[PlayWright tutorial] summary of basic operations

Posted by mariolopes on Sat, 18 Sep 2021 00:35:38 +0200

(to be supplemented later)

Page basic operation

According to the official website document, the page loading process after calling page.goto(url):

Set url
Load the parsing page through the network
The page.on("domcontentloaded") event is triggered
Execute the js script of the page and load the static resources
The page.on("laod") event is triggered
The page executes dynamically loaded scripts
When there is no new network request within 500ms, the networkidle event is triggered

page.goto(url) Will jump to a new link. By default, Playwright waits until the load state. If we don't care about the loaded CSS images and other information, we can wait to the domcontentloaded state instead. If the page is loaded by ajax, we need to wait to the networkidle state. If networkidle is not suitable, page.wait can be used_ for_ The selector waits for an element to appear. However, for click and other operations, it will automatically wait.

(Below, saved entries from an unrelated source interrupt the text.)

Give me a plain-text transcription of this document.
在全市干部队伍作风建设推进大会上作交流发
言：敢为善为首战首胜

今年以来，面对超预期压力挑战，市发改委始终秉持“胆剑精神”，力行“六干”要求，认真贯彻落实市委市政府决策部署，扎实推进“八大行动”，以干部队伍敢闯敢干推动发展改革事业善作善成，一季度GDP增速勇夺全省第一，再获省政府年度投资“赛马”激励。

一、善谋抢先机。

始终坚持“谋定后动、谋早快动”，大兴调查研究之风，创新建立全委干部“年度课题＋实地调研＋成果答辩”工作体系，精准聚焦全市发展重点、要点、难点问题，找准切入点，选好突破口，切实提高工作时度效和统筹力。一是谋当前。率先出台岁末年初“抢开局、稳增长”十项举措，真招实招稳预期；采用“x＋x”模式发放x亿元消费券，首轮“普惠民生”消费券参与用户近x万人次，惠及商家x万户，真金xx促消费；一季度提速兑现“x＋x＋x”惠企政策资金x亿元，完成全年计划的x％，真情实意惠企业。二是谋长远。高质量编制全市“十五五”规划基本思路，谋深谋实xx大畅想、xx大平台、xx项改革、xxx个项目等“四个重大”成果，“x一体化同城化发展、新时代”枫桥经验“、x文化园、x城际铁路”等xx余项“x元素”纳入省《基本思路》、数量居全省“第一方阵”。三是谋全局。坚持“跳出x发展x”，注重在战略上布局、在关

page.goto(url, referer="", timeout=30, wait_until="domcontentloaded|load|networkidle")

Playwright automatically waits for the element to be in an operable stable state. Of course, it can also be used page.wait_for_* Function to wait manually:

page.wait_for_event("event", event_predict, timeout)
page.wait_for_function(js_function)
page.wait_for_load_state(state="domcontentloaded|load|networkidle", timeout)
page.wait_for_selector(selector, timeout)
page.wait_for_timeout(timeout)  # Not recommended

The operation methods of the page mainly include:

# selector refers to expressions such as CSS
page.click(selector)
page.fill(selector, value)  # Fill in value in input

# example
page.click("#search")

The main methods to obtain the data in the page are:

page.url  # url
page.title()  # title
page.content()  # Get page full text
page.inner_text(selector)  # element.inner_text()
page.inner_html(selector)
page.text_content(selector)
page.get_attribute(selector, attr)

# eval_ on_ The selector is used to get the value in the DOM
page.eval_on_selector(selector, js_expression)
# For example:
search_value = page.eval_on_selector("#search", "el => el.value")

# evaluate is used to get the data in JS in the page, for example, you can read the value in window
result = page.evaluate("([x, y]) => Promise.resolve(x * y)", [7, 8])
print(result) # prints "56"

selector expression

In the above code, we use CSS expressions (such as #button) to select elements. In fact, Playwright also supports XPath and two simple expressions defined by itself, which are recognized automatically.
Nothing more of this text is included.